На всех стенах висели шторы с расшитыми глазами-щелочками... Больной лежал на тахте посреди комнаты, покрытый одной лишь простыней, на лбу у него было влажное полотенце, время от времени он тихо постанывал. Родные, пятеро мужчин, обступив тахту, озабоченно смотрели на больного, но внимание их явно было приковано к чему-то другому, каждый из них всем существом следил за чем-то, даже тот, что отвечал доктору, деликатно прижав руки к груди, в мыслях занят был совсем иным.
— С ночи, господин Петэ, вчера весь день был здоров, так здоров, завистник позеленел бы с досады, а потом, вижу, стонет, милостивый государь.

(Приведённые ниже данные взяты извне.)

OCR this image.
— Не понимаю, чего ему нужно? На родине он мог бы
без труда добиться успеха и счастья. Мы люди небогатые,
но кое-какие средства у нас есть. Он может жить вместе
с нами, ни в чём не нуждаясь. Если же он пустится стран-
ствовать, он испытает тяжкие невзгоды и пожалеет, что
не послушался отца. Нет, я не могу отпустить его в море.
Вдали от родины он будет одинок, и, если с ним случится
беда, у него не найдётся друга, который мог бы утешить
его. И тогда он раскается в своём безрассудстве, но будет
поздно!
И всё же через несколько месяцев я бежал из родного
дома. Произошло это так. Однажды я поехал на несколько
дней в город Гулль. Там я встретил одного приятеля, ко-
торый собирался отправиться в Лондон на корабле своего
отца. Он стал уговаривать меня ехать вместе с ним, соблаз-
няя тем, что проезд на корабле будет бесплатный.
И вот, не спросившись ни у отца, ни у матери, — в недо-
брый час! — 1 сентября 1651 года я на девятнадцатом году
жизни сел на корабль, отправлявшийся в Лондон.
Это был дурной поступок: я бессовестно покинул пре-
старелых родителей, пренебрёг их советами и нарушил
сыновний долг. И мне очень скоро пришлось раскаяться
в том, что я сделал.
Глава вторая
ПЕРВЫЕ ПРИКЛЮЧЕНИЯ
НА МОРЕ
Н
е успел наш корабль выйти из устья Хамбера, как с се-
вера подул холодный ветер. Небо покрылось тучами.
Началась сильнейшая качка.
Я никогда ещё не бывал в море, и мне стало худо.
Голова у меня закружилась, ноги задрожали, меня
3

И этот каморец говорил вежливо.
— Я спросил его: что с тобой, что у тебя болит, говорю, что беспокоит, долгоденствия, говорю, великому маршалу, — начал рассказывать другой родич больного, косой, скользнув по Петэ-доктору своим неопределенным взглядом. — Слова молвить не может, представляете?! Нижайше молили сказать хоть словечко, но он звука не проронил, и можно ли было порицать его за это! Сейчас он еще ничего, хоть и бледный, без кровинки в лице, а вчера вечером, то есть ночью, позеленел, сударь мой, как луговая трава! Не спорю, прекрасен цвет природы, но для лица, на лице! О нет, мой сударь...
О, и этот, и этот говорил вежливо.
— Спасите нам его, господии Петэ, спасите, ради всего святого, — взмолился третий, всем своим фальшивым существом лихорадочно следя за чем-то позади себя, и говорил машинально. — К тому же, в гостях был и... Вам известны правы нашего города... Кого убедишь, что его не отравили, и даже если своей смертью умрет — тихо, мирно, все равно снесут нам головы, придушат. Помогите, Петэ-доктор, постарайтесь, умоляю, не пожалейте для нас ваших обширных, всемерных знаний, осчастливьте плодами вашей учености.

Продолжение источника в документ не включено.